The fuzzy logic-based inference paradigm was applied to draw inferences about phonemes from a set of audio and visual features, handling uncertainty due to noise and great variation in both audio and visual information. The evolving neuro-fuzzy EFuNN paradigm, a neuro-fuzzy structure that evolves by creating and modifying its nodes and connections after learning from input, has been applied.

These results show that the evolving fuzzy neural-network (EFuNN) paradigm can be successfully applied to develop a fuzzy logic-based inference engine for merging and combining phonemes and visemes at the intermediate stages of a layered AVSR system. Several advantages were found, mostly in performance. These included an increase in reliability because system complexity was reduced.
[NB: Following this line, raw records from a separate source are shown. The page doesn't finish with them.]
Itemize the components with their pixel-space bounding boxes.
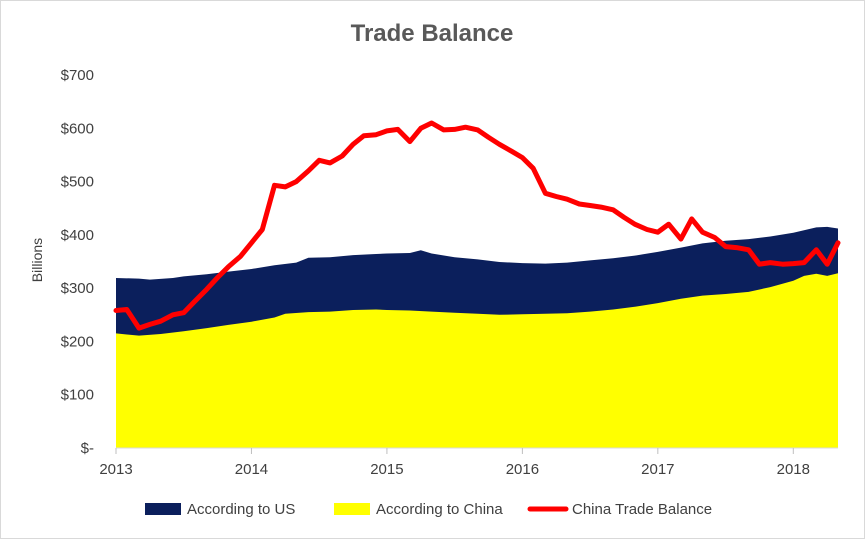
x-tick-label: 2014 [235, 461, 268, 478]
axis-layer: $- $100 $200 $300 $400 $500 $600 $700 2013 2014 20… [61, 67, 838, 478]
y-tick-label: $200 [61, 333, 94, 350]
y-tick-label: $300 [61, 280, 94, 297]
series-layer [113, 120, 841, 448]
legend-swatch [145, 503, 181, 515]
x-tick-label: 2015 [370, 461, 403, 478]
y-tick-label: $700 [61, 67, 94, 84]
y-tick-label: $100 [61, 387, 94, 404]
legend-label: China Trade Balance [572, 501, 712, 518]
legend-label: According to US [187, 501, 295, 518]
legend-item-according-to-china: According to China [334, 501, 503, 518]
x-tick-label: 2013 [99, 461, 132, 478]
x-tick-label: 2017 [641, 461, 674, 478]
legend-item-china-trade-balance: China Trade Balance [527, 501, 712, 518]
area-according-to-china [116, 273, 838, 448]
x-tick-label: 2018 [777, 461, 810, 478]
y-tick-label: $500 [61, 174, 94, 191]
x-tick-label: 2016 [506, 461, 539, 478]
y-axis-label: Billions [29, 238, 45, 282]
y-tick-label: $600 [61, 120, 94, 137]
legend-label: According to China [376, 501, 503, 518]
legend: According to US According to China China T… [145, 501, 712, 518]
legend-swatch [334, 503, 370, 515]
y-tick-label: $400 [61, 227, 94, 244]
legend-item-according-to-us: According to US [145, 501, 295, 518]
chart-title: Trade Balance [351, 20, 514, 47]
y-tick-label: $- [81, 440, 94, 457]
line-china-trade-balance [113, 120, 841, 331]
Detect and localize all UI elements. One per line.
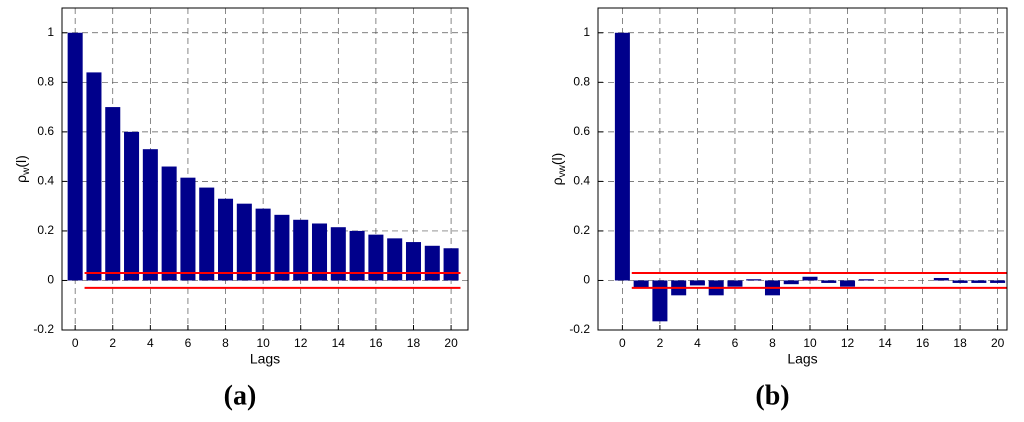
- bar: [349, 230, 365, 281]
- x-tick-label: 4: [147, 336, 154, 350]
- bar: [405, 242, 422, 281]
- bar: [293, 219, 309, 281]
- panel-caption: (a): [224, 380, 257, 411]
- y-label-subscript: w: [21, 167, 32, 176]
- plot-area: [62, 8, 468, 330]
- x-tick-label: 4: [694, 336, 701, 350]
- bar: [330, 227, 346, 281]
- x-tick-label: 0: [72, 336, 79, 350]
- bar: [840, 280, 856, 287]
- axes-frame: [597, 7, 1008, 331]
- bar: [689, 280, 705, 286]
- y-tick-label: 0.6: [573, 124, 590, 138]
- x-axis-label: Lags: [250, 351, 280, 367]
- x-tick-label: 2: [109, 336, 116, 350]
- y-tick-label: 1: [583, 25, 590, 39]
- x-axis-label: Lags: [787, 351, 817, 367]
- x-tick-label: 6: [732, 336, 739, 350]
- x-tick-label: 10: [803, 336, 817, 350]
- x-tick-label: 20: [991, 336, 1005, 350]
- x-tick-label: 16: [369, 336, 383, 350]
- bar: [614, 32, 630, 281]
- y-tick-label: 0.2: [37, 223, 54, 237]
- y-tick-label: -0.2: [33, 322, 54, 336]
- bar: [311, 223, 328, 281]
- bar: [727, 280, 743, 287]
- bar: [67, 32, 83, 281]
- bar: [933, 277, 949, 281]
- y-tick-label: 0.6: [37, 124, 54, 138]
- y-axis-label: ρw(l): [13, 155, 32, 183]
- y-label-argument: (l): [549, 153, 565, 165]
- bar: [424, 245, 440, 281]
- bar: [124, 131, 140, 281]
- bar: [255, 208, 271, 281]
- x-tick-label: 20: [444, 336, 458, 350]
- y-tick-label: 0.8: [573, 74, 590, 88]
- x-tick-label: 18: [407, 336, 421, 350]
- x-tick-label: 0: [619, 336, 626, 350]
- bar: [274, 214, 290, 281]
- bar: [633, 280, 649, 288]
- panel-caption: (b): [755, 380, 789, 411]
- y-label-subscript: vw: [557, 164, 568, 177]
- y-tick-label: 0.2: [573, 223, 590, 237]
- bar: [161, 166, 177, 281]
- bar: [142, 149, 158, 281]
- x-tick-label: 2: [657, 336, 664, 350]
- y-tick-label: 0.4: [573, 174, 590, 188]
- x-tick-label: 10: [256, 336, 270, 350]
- bar: [218, 198, 234, 281]
- x-tick-label: 8: [222, 336, 229, 350]
- bar: [952, 280, 968, 283]
- plot-area: [598, 8, 1007, 330]
- x-tick-label: 14: [878, 336, 892, 350]
- bar: [368, 234, 384, 281]
- y-label-symbol: ρ: [549, 177, 565, 185]
- x-tick-label: 18: [953, 336, 967, 350]
- y-label-symbol: ρ: [13, 175, 29, 183]
- bar: [86, 72, 102, 281]
- x-tick-label: 16: [916, 336, 930, 350]
- y-tick-label: 0.8: [37, 74, 54, 88]
- y-axis-label: ρvw(l): [549, 153, 568, 186]
- y-tick-label: 0: [47, 273, 54, 287]
- x-tick-label: 14: [332, 336, 346, 350]
- bar: [746, 279, 762, 281]
- x-tick-label: 6: [185, 336, 192, 350]
- bar: [783, 280, 799, 285]
- x-tick-label: 12: [294, 336, 308, 350]
- axes-frame: [61, 7, 469, 331]
- bar: [105, 107, 121, 281]
- bar: [236, 203, 252, 281]
- y-tick-label: -0.2: [569, 322, 590, 336]
- bar: [180, 177, 196, 281]
- y-tick-label: 1: [47, 25, 54, 39]
- y-tick-label: 0.4: [37, 174, 54, 188]
- bar: [990, 280, 1006, 283]
- bar: [387, 238, 403, 281]
- x-tick-label: 8: [769, 336, 776, 350]
- bar: [858, 279, 874, 281]
- y-tick-label: 0: [583, 273, 590, 287]
- bar: [821, 280, 837, 283]
- bar: [652, 280, 668, 322]
- bar: [971, 280, 987, 283]
- bar: [199, 187, 215, 281]
- y-label-argument: (l): [13, 155, 29, 167]
- x-tick-label: 12: [841, 336, 855, 350]
- bar: [802, 276, 818, 281]
- bar: [443, 248, 459, 281]
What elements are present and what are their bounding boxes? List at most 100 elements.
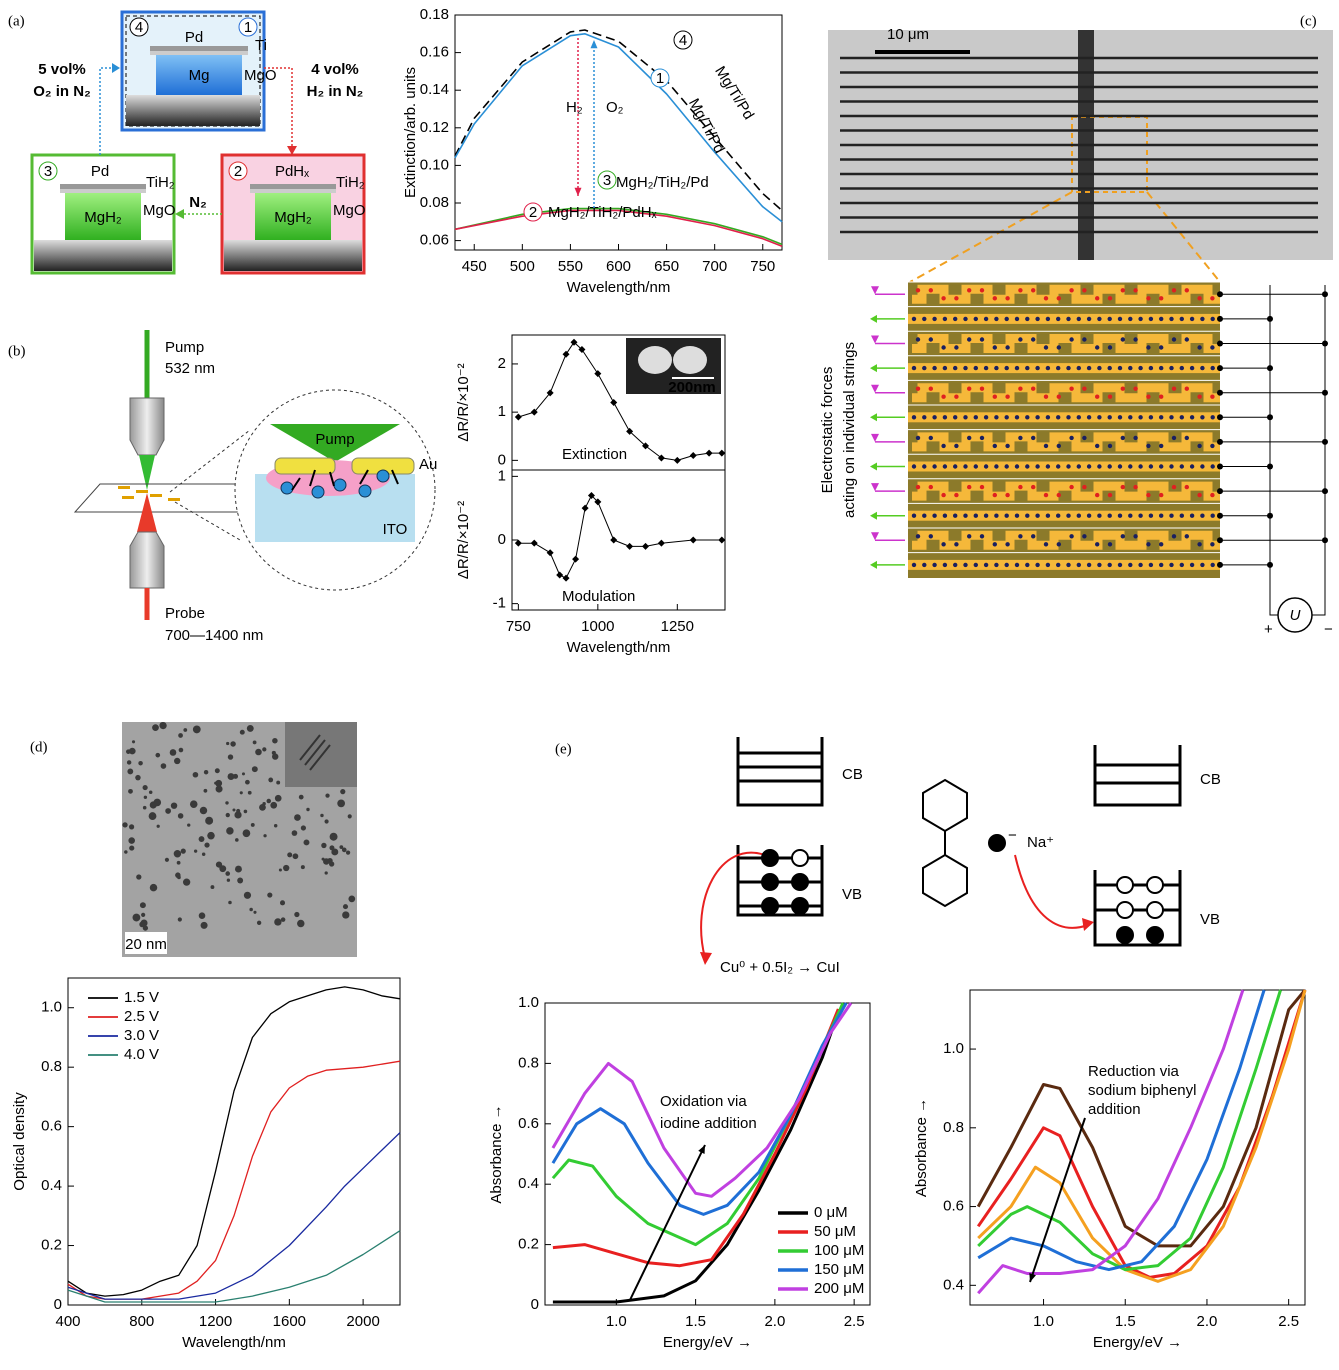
x-tick-label: 450: [462, 258, 487, 275]
label: acting on individual strings: [841, 342, 858, 518]
series-label: MgH₂/TiH₂/PdHₓ: [548, 204, 657, 221]
particle: [124, 850, 128, 854]
x-axis-title: Wavelength/nm: [567, 639, 671, 656]
charge: [1066, 562, 1071, 568]
charge: [1210, 562, 1215, 568]
particle: [673, 346, 707, 374]
node: [1217, 340, 1223, 347]
charge: [1200, 513, 1205, 518]
charge: [1014, 316, 1020, 322]
string: [908, 363, 1220, 374]
charge: [1069, 435, 1074, 441]
charge: [1120, 337, 1126, 342]
charge: [1179, 513, 1185, 518]
charge: [915, 435, 921, 441]
charge: [979, 288, 985, 293]
charge: [967, 435, 972, 441]
charge: [1171, 386, 1177, 391]
particle: [300, 865, 305, 870]
charge: [967, 484, 972, 490]
charge: [1005, 394, 1010, 399]
particle: [245, 779, 250, 785]
charge: [942, 464, 948, 469]
particle: [243, 809, 248, 814]
marker: [718, 536, 726, 544]
charge: [1066, 415, 1071, 420]
charge: [941, 345, 946, 350]
particle: [165, 808, 172, 814]
charge: [953, 415, 958, 420]
charge: [983, 562, 989, 568]
particle: [225, 812, 230, 818]
particle: [263, 834, 267, 838]
tag-circle: [650, 68, 670, 88]
particle: [234, 865, 242, 873]
charge: [1056, 345, 1062, 350]
charge: [1076, 316, 1082, 322]
charge: [1159, 542, 1164, 547]
charge: [994, 513, 999, 518]
legend-label: 2.5 V: [124, 1008, 159, 1025]
charge: [932, 365, 937, 371]
label: Probe: [165, 605, 205, 622]
particle: [182, 878, 191, 886]
y-tick-label: 0.6: [41, 1118, 62, 1135]
charge: [1128, 464, 1133, 469]
charge: [1066, 464, 1071, 469]
label: Electrostatic forces: [819, 367, 836, 494]
particle: [148, 812, 157, 820]
charge: [1133, 484, 1138, 490]
charge: [1128, 562, 1133, 568]
charge: [1169, 365, 1174, 371]
particle: [226, 741, 230, 746]
charge: [992, 345, 997, 350]
charge: [941, 443, 946, 449]
force-head: [870, 314, 877, 323]
particle: [638, 346, 672, 374]
charge: [1045, 562, 1051, 568]
particle: [126, 760, 132, 765]
particle: [122, 822, 128, 828]
particle: [210, 885, 215, 890]
charge: [953, 513, 958, 518]
label: U: [1290, 607, 1301, 624]
charge: [915, 288, 921, 293]
x-tick-label: 750: [506, 618, 531, 635]
charge: [1107, 492, 1113, 498]
particle: [235, 838, 239, 842]
charge: [1197, 542, 1202, 547]
charge: [1107, 415, 1112, 420]
particle: [169, 749, 177, 756]
y-tick-label: 0.4: [943, 1276, 964, 1293]
charge: [983, 365, 989, 371]
charge: [1005, 492, 1010, 498]
charge: [967, 534, 972, 539]
y-axis-title: Extinction/arb. units: [402, 67, 419, 198]
label: MgH₂: [84, 209, 122, 226]
particle: [339, 845, 344, 849]
charge: [1184, 386, 1190, 391]
y-tick-label: 1.0: [518, 994, 539, 1011]
charge: [1169, 415, 1174, 420]
charge: [1082, 288, 1087, 293]
label: (e): [555, 741, 572, 757]
particle: [164, 857, 170, 862]
arrow-head: [1029, 1273, 1036, 1282]
charge: [1045, 513, 1051, 518]
charge: [941, 296, 946, 301]
marker: [626, 542, 634, 550]
charge: [1035, 316, 1040, 322]
particle: [250, 822, 255, 827]
particle: [189, 800, 198, 808]
node: [1267, 414, 1273, 421]
charge: [1082, 337, 1087, 342]
y-axis-title: ΔR/R/×10⁻²: [455, 363, 472, 441]
particle: [280, 917, 286, 922]
label: (b): [8, 343, 26, 359]
x-tick-label: 750: [750, 258, 775, 275]
tag-circle: [597, 170, 617, 190]
charge: [1107, 443, 1113, 449]
charge: [1189, 513, 1195, 518]
charge: [915, 386, 921, 391]
x-tick-label: 550: [558, 258, 583, 275]
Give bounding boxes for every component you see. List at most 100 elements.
Future development will focus on extending the evolving and adapting capabilities of the ECoS paradigm to the upper and lower stages of the AVSR system. One remaining issue is how to integrate the dynamic, evolving fuzzy neural-network paradigm into the AVSR in a proactive fashion. This would allow evolving capabilities to be embedded in the system. Another issue is how to apply the EFuNN paradigm to the system’s lower layer, scaling it according to that layer’s pattern-matching nature, and husbanding hard computing power for the important task of conditioning and feature extraction. Disambiguation is also a key issue that will affect the AVSR’s upper layer at the phoneme-to-grapheme transcription stage and the syntactic transcription of the utterance.